123 So. 321 | La. | 1929
On April 21, 1920, plaintiff was appointed liquidator of the Red River Land Live Stock Company, Incorporated. Among the assets of said corporation were *776 sundry mortgage notes resting on lands situated in Arkansas. As said notes were not paid, plaintiff foreclosed thereon and bought them in as "Liquidator or Trustee." From year to year thereafter he furnished to the stockholders of the defunct corporation an account as "Liquidator" and showing a deficit from year to year "advanced by the Liquidator," which grew from $851 in 1921 to $33,030 in 1927.
No objection was made to said accounts, and in 1923 and 1924 two of the stockholders, to wit, the Continental Bank Trust Company and the Commercial National Bank, sent him their proportion of the taxes due on the lands purchased by him as aforesaid, to wit:
1923, March 26, Continental Bank, 1/8 taxes 1923 ....................................... $ 451 01 1924, April 7, Continental Bank, a/c taxes 1924 294 28 1924, April 7, Commercial Bank, a/c taxes 1924 ....................................... 294 28 1924, May 8, Commercial Bank, a/c taxes 1924 126 93 -------- Total ..................................... $1,166 50
The trial judge granted his prayer to the extent of (1) recognizing him as liquidator and approving his account, and (2) ordering the sale of the lands and the application of the proceeds towards the payment of the advance due plaintiff. But he refused to give plaintiff a personal judgment against the other stockholders for any portion of said advances; that is to say, he struck from the petition said claim for a personal judgment, which was in effect maintaining an exception *777 of no cause of action thereto. Frank v. Magee, 49 La. Ann. 1250, 1254, 22 So. 739.
As plaintiff alone appeals and defendants have not answered the appeal, the only question before us is whether plaintiff's claim for a personal judgment against the defendants shows a cause of action.
It is not necessary to enter into any discussion as to what might have been the status of the stockholders towards these lands and towards each other with reference thereto had the lands belonged to the corporation at the time of its dissolution and after its debts had been paid. For the simple fact is that the lands did not belong to the corporation at the time of its dissolution, and were only acquired afterwards by plaintiff as above set forth.
And it is clear that neither by his appointment as liquidator nor otherwise was plaintiff ever authorized to purchase these lands for defendants.
The only question is whether these defendants have, by their silence and failure to object to plaintiff's accounts as liquidator and by (some of them) reimbursing him some part of his advances, estopped themselves from denying personal liability for their proportion of the advances which he made from year to year.

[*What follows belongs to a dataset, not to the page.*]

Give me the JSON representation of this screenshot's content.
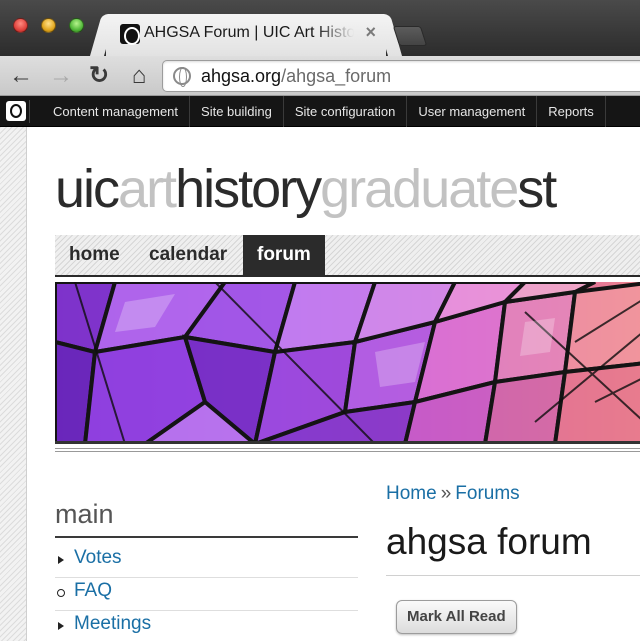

We think not. Defendants had left the liquidation of the affairs of the corporation entirely in the hands of plaintiff. He had received assets of over $28,000 to pay liabilities of only $8,600, of which $7,000 was due to himself. All other liabilities but his own were extinguished the first year out of the cash on hand (lacking $351, which he advanced), and *778 his own claim had been reduced from $7,000 to $4,000, with a further claim of $500 for liquidator's fees. And he still had on hand over $26,000 of mortgage notes.
The defendants had therefore no reason whatever for thinking that the assets would not suffice to pay off the small indebtedness remaining, and in which plaintiff alone was interested. There was no reason on their part to think that they would ever be called upon to contribute to the large advances which plaintiff was making apparently for the protection of his own interests, since he was the only creditor of the corporation and also the owner of one-half of the total capital stock. We think that plaintiff made these advances, not because he relied upon being reimbursed by defendants, but because he was heavily interested and believed that the sale of the lands would suffice to reimburse him his advances in full (which included the balance of his claim, amounting to $4,000). And we think the defendants had a right to think the same way.
Our conclusion is that plaintiff has not set forth sufficient grounds for an estoppel against defendants.
O'NIELL, C.J., absent, takes no part.